A total of 5207 cancer patients (44.5% men and 55.5% women) aged 16-97 years participated in a prospective observational study conducted in 13 Polish cancer centres in 2005-2008. This cohort included 4782 subjects who were treated surgically and received LMWH as a pharmacological prophylaxis for VTE prior to or after the surgery. The incidence of haemorrhagic complications and thrombocytopaenia was analysed in this cohort, along with intra-hospital mortality.
Mean duration of LMWH administration was 9.4 ±7.8 days. Haemorrhagic complications: heavy ( = 15) or light bleeding ( = 299), were observed in 314 patients (6.5%). A total of 314 patients (6.5%) presented with haemorrhagic complications: heavy ( = 15, 0.3%) or light bleeding ( = 299, 6.3%). Four cases of heavy bleeding: gastrointestinal bleeding ( = 2), retroperitoneal bleeding ( = 1), and central nervous system bleeding ( = 1), were classified as definitely related to LMWH. No significant association was found between the incidence of haemorrhagic complications and the type of administered LWMH ( = 0.523). No cases of thrombocytopaenia or deaths related to administration of LMWH were reported.
LMWH seems to be a safe form of pharmacological prophylaxis for VTE in surgically-treated cancer patients.
尽管药物预防已广泛应用,但静脉血栓栓塞症(VTE)仍是癌症患者常见的并发症。

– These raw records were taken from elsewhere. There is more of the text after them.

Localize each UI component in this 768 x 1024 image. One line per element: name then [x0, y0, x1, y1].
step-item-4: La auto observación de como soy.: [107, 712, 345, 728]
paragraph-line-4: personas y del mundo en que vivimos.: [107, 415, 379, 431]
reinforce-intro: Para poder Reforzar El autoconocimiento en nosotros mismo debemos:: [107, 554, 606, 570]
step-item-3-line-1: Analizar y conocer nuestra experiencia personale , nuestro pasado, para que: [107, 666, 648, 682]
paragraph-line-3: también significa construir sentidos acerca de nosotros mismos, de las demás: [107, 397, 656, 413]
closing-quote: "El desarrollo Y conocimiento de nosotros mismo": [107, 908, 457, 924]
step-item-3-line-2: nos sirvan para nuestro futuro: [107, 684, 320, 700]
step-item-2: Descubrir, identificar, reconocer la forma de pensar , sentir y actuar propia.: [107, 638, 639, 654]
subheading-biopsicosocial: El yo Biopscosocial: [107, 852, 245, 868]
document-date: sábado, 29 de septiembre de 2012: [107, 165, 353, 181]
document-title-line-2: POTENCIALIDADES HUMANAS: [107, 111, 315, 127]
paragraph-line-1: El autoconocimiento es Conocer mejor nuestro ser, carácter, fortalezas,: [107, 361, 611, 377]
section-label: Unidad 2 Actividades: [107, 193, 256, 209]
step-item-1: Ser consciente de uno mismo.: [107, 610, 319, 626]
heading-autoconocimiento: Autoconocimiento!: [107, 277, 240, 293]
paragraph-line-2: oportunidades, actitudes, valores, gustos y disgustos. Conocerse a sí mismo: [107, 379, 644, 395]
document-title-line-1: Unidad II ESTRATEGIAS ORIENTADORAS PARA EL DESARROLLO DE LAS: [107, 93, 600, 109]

本研究旨在分析低分子肝素(LMWH)在预防手术治疗的癌症患者发生VTE方面的安全性。
2005年至2008年,共有5207例年龄在16至97岁之间的癌症患者(男性占44.5%,女性占55.5%)参与了在波兰13个癌症中心进行的一项前瞻性观察研究。该队列包括4782名接受手术治疗并在手术前或手术后接受LMWH作为VTE药物预防的受试者。分析了该队列中出血并发症和血小板减少症的发生率以及院内死亡率。
LMWH的平均给药时间为9.4±7.8天。出血并发症:314例患者(6.5%)出现严重出血(n = 15)或轻度出血(n = 299)。共有314例患者(6.5%)出现出血并发症:严重出血(n = 15,0.3%)或轻度出血(n = 299,6.3%)。4例严重出血病例:胃肠道出血(n = 2)、腹膜后出血(n = 1)和中枢神经系统出血(n = 1),被明确归类为与LMWH相关。出血并发症的发生率与所使用的LMWH类型之间未发现显著关联(P = 0.523)。未报告与LMWH给药相关的血小板减少症或死亡病例。
LMWH似乎是手术治疗的癌症患者预防VTE的一种安全的药物预防形式。